Dressing for a Wedding

Gary Jones, Josh Drebit, Gili Roskies and Deborah Williams Credit: Emily Cooper
Gary Jones, Josh Drebit, Gili Roskies and Deborah Williams. Yvan Morissette set design.
Credit: Emily Cooper

At Performance Works until November 29, 2015
604-788-2418/theatrewire.com

Posted November 15, 2015

If some of us had spent half as much time on our marriages as we spent obsessing over our wedding dress, there might be more happy 60th wedding anniversaries. Thousands of hours and thousands of dollars are spent on this wear-once gown but, at the time, it seems so important.

I lost track of how many dresses (provided by costume designer Sheila White) Dee-Dee (Gili Roskies) tries out in Aaron Bushkowsky’s Dressing for a Wedding. It’s the night of the rehearsal and Dee-Dee’s mother Carolyn (Deborah Williams) wants everything to be absolutely perfect. Her own wedding was a bit of a bust – although she’s still married to Bob (Gary Jones) – so this is Carolyn’s big chance to do it right. After all, it’s costing her $32,000. And, as Carolyn says, “We’re so thrilled this is her first wedding and she’s not pregnant.” Dee-Dee doesn’t even want a big wedding. Something in the forest would be fine.

Seth, the groom, (Josh Drebit) seems to be completely out of it. Stoned maybe? Or drunk? Or maybe he’s just a bit dim. I mean, any guy who tells his soon-to-be-mother-in-law that she’s “a hottie, for your age” and that he likes her “boobs” is probably not good husband material.

Josh Drebit and Gary Jones Credit: Emily Cooper
Josh Drebit and Gary Jones
Credit: Emily Cooper

Dressing for a Wedding is classic Bushkowsky: quirky, funny and dark in a kind of off-the-wall way. He’s smart and he quotes Oscar Wilde: “Marriage is the triumph of imagination over intelligence”. (He doesn’t, however, complete the quote: “Second marriage is the triumph of hope over experience.” Bushkowsky himself found true love in his third marriage and, if he put his mind to it, he’d probably come up with a witty follow-up to Wilde about third marriages.) And there’s an abundance of pithy one-liners like, “An agnostic is just a closet atheist”.

None of these people seem to like each other. Dee-Dee and Carolyn are constantly sniping at each other; Carolyn and Bob are perpetually sparring; even Seth and Dee-Dee don’t seem to be getting along. Dee-Dee sums it all up by saying, “I feel like crap and I’m about to get married.”

If all of this isn’t sour enough, there’s an elephant in the room and it’s a really big one.
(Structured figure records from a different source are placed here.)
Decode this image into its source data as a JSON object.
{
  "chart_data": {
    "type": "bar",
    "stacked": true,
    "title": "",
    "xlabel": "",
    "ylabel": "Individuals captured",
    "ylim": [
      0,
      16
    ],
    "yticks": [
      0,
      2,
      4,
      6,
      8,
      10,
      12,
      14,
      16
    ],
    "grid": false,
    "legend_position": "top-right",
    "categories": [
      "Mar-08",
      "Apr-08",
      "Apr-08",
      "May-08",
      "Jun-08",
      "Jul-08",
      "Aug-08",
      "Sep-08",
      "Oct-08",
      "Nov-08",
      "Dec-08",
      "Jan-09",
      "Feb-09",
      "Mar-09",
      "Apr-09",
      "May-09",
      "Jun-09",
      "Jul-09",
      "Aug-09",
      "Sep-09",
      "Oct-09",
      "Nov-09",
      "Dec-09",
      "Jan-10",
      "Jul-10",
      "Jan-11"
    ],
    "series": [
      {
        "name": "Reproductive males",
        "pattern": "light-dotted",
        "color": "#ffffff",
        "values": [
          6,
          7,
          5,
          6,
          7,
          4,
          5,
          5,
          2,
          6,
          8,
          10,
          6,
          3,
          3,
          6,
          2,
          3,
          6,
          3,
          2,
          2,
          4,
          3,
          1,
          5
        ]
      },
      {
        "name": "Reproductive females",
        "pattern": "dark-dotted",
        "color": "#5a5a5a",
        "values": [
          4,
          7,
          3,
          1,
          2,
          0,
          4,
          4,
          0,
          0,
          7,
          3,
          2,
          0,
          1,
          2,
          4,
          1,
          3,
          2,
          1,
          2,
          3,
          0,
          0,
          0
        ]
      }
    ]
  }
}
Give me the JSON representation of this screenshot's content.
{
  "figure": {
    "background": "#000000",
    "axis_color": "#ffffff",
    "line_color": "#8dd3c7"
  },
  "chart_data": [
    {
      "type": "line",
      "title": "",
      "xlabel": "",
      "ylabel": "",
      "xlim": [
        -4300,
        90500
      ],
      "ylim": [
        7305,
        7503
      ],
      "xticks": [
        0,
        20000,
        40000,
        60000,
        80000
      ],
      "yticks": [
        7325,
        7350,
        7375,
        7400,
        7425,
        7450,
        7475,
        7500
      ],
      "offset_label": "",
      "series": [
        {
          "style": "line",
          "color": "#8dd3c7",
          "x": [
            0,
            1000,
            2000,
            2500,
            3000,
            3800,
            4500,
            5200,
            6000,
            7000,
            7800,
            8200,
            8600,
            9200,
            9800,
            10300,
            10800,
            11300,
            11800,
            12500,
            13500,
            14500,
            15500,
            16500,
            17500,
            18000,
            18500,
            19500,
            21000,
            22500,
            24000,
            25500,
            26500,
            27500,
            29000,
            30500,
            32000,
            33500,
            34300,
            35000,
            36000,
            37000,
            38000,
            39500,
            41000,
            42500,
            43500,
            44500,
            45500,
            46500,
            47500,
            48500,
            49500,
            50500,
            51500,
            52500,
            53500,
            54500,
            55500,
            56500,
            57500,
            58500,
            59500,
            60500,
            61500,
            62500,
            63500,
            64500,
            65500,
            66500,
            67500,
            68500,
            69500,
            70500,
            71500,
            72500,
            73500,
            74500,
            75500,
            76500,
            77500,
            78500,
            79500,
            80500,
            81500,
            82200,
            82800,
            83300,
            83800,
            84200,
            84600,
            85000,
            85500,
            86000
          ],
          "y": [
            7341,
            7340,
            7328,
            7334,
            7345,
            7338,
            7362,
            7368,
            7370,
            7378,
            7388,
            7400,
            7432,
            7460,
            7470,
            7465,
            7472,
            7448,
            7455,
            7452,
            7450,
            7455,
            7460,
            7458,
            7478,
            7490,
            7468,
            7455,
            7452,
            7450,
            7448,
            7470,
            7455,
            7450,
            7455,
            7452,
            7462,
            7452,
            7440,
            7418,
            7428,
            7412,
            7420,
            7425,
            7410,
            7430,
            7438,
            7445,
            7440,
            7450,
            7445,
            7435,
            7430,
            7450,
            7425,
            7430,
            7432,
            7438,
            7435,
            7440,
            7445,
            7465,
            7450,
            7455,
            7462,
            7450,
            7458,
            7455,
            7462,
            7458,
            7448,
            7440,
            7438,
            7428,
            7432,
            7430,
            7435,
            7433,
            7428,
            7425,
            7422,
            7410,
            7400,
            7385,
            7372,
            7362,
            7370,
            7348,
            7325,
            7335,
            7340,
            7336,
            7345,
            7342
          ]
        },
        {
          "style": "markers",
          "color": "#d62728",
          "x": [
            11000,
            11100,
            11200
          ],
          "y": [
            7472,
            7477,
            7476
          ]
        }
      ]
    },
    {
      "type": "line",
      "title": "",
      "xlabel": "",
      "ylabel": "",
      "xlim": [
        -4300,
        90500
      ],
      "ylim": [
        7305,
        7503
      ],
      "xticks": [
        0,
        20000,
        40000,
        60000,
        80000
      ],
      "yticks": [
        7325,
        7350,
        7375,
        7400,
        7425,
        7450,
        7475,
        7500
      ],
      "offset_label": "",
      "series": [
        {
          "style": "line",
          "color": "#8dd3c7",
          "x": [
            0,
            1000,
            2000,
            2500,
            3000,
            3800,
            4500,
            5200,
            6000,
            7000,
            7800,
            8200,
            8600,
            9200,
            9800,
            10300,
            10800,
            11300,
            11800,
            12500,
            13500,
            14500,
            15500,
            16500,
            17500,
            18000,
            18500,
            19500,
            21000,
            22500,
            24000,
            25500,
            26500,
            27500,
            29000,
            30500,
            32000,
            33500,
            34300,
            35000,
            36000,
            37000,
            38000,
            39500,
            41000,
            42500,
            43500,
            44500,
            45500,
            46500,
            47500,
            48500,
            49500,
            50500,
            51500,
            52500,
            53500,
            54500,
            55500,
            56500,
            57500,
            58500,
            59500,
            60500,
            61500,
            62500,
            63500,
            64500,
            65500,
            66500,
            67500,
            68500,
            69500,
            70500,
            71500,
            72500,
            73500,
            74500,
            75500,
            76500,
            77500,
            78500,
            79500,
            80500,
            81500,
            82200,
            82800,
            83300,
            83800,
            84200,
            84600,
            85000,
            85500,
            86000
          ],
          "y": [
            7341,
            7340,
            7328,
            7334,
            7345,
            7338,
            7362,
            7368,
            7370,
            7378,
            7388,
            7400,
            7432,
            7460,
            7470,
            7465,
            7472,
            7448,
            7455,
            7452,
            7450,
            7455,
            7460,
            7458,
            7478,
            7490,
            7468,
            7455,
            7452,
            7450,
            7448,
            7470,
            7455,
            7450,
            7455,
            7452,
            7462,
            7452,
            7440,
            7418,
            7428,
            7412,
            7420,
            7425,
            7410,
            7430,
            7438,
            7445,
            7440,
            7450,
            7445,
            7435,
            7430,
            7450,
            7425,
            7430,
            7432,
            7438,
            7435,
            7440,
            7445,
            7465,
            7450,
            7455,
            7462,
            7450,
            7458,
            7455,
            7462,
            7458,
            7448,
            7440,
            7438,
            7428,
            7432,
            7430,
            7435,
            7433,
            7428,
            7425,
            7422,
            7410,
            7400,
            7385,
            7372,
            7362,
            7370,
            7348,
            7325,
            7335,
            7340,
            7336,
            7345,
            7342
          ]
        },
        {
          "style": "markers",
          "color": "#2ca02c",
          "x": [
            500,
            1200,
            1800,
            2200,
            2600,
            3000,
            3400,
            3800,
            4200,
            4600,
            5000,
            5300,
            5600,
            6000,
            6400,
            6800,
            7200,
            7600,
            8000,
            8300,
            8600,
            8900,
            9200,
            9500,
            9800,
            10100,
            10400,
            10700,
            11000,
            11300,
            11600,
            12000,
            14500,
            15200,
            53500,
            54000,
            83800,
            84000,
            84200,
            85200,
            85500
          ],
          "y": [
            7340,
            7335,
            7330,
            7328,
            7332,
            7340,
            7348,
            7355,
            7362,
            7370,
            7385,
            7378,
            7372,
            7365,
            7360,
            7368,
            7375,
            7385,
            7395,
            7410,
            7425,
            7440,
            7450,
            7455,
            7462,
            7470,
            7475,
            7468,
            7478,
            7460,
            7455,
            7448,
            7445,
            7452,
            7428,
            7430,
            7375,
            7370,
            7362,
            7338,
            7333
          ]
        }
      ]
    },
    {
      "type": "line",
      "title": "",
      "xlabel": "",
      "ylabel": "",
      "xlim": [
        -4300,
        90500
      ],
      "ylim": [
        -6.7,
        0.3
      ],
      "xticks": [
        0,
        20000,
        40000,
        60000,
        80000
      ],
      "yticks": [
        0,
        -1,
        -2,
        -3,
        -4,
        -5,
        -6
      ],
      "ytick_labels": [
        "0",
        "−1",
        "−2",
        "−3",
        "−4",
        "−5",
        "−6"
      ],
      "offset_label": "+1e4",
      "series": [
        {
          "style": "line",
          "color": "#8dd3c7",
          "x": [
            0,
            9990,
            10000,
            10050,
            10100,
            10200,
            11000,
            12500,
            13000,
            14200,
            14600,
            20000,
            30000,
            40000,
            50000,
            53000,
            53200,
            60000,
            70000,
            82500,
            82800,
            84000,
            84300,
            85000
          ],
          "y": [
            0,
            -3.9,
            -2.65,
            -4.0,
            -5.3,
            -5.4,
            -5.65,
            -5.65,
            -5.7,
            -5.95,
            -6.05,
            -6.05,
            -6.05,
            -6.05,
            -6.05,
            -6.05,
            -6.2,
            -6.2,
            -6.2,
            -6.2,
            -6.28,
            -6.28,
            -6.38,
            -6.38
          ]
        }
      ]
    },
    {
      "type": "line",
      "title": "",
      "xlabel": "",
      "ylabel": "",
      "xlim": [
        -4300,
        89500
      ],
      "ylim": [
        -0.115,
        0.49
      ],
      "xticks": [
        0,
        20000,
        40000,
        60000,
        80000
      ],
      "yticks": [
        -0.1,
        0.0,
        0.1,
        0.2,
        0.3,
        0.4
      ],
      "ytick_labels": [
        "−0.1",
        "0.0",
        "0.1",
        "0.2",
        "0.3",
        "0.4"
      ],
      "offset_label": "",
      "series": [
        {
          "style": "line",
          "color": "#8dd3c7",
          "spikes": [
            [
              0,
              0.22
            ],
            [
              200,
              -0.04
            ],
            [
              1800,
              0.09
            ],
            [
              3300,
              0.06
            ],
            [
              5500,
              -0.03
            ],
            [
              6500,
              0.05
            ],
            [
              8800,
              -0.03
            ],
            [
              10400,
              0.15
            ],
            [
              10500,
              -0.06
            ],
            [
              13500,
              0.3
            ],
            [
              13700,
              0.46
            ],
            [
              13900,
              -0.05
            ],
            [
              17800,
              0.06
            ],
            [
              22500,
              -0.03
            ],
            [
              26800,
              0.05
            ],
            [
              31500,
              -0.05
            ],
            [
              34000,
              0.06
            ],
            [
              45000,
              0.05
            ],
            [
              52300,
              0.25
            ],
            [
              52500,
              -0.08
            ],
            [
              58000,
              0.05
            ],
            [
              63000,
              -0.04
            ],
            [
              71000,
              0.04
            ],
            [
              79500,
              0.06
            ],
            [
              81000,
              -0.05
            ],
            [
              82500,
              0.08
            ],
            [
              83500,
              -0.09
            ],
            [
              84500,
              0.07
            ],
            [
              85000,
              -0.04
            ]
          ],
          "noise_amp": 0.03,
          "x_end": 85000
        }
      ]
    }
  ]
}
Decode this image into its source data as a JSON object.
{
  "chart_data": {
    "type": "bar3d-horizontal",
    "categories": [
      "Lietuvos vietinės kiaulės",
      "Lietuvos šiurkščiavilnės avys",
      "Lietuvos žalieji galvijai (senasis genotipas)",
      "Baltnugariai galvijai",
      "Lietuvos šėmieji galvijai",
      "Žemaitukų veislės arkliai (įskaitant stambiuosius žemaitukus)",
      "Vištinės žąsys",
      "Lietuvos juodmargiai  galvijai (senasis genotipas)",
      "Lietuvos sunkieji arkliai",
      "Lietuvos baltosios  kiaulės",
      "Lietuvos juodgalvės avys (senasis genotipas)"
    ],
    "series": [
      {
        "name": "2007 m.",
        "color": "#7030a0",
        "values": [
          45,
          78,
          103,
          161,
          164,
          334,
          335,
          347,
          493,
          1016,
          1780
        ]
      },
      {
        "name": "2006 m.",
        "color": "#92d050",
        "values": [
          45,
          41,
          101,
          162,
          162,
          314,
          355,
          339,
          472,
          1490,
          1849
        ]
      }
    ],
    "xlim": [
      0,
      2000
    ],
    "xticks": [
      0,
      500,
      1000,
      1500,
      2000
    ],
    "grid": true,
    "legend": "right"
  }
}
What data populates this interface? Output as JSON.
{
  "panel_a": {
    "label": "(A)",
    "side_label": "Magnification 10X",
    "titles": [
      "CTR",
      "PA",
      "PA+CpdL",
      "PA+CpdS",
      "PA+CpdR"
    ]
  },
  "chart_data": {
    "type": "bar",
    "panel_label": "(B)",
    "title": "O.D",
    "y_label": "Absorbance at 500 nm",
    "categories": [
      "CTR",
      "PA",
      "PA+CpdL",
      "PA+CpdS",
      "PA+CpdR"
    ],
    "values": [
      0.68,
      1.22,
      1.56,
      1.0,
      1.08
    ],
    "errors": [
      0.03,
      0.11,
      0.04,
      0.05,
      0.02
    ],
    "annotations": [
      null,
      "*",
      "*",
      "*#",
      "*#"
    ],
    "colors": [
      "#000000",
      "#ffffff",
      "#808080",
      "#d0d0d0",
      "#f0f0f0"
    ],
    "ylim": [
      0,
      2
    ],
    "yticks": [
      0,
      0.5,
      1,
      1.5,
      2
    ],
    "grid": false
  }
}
Yvan Morissette’s set is lovely with an arch of frosty, white crinkled paper. Lighting designer John Webber is creative with it, especially in the fantasy scenes and Emily Cooper – the amazingly talented Emily Cooper – splashes all that crinkled setting with colourful projections.

Sarah Rodgers, one of the busiest directors in town, directs for Solo Collective, now celebrating its 15th season. Sound designer Anton Lipovetsky brings music and song to Dressing for a Wedding with Roskies singing and playing guitar. After a little more than an hour of scrapping and making up, Roskies sings the Thompson Twins’ 1983 “Hold Me Now” but the probability of a happily ever after for Dee-Dee and Seth is slim to nothing. And the prospect for Carolyn and Bob isn’t much better.

This is a jagged little pill of a play: funny, sad, hopeless, hopeful – but not very. There are good performances and it’s good looking but the juxtaposition of contrary elements – what Bushkowsky is so good at – does not equal his wonderful My Chernobyl. It’s all just a bit sour, a bit nasty – in spite of the humour. Marital bliss looks like a long shot in spite of what passes for the various reconciliations: Carolyn and Bob, Dee-Dee and Carolyn, Dee-Dee and Seth. Oh, happy day.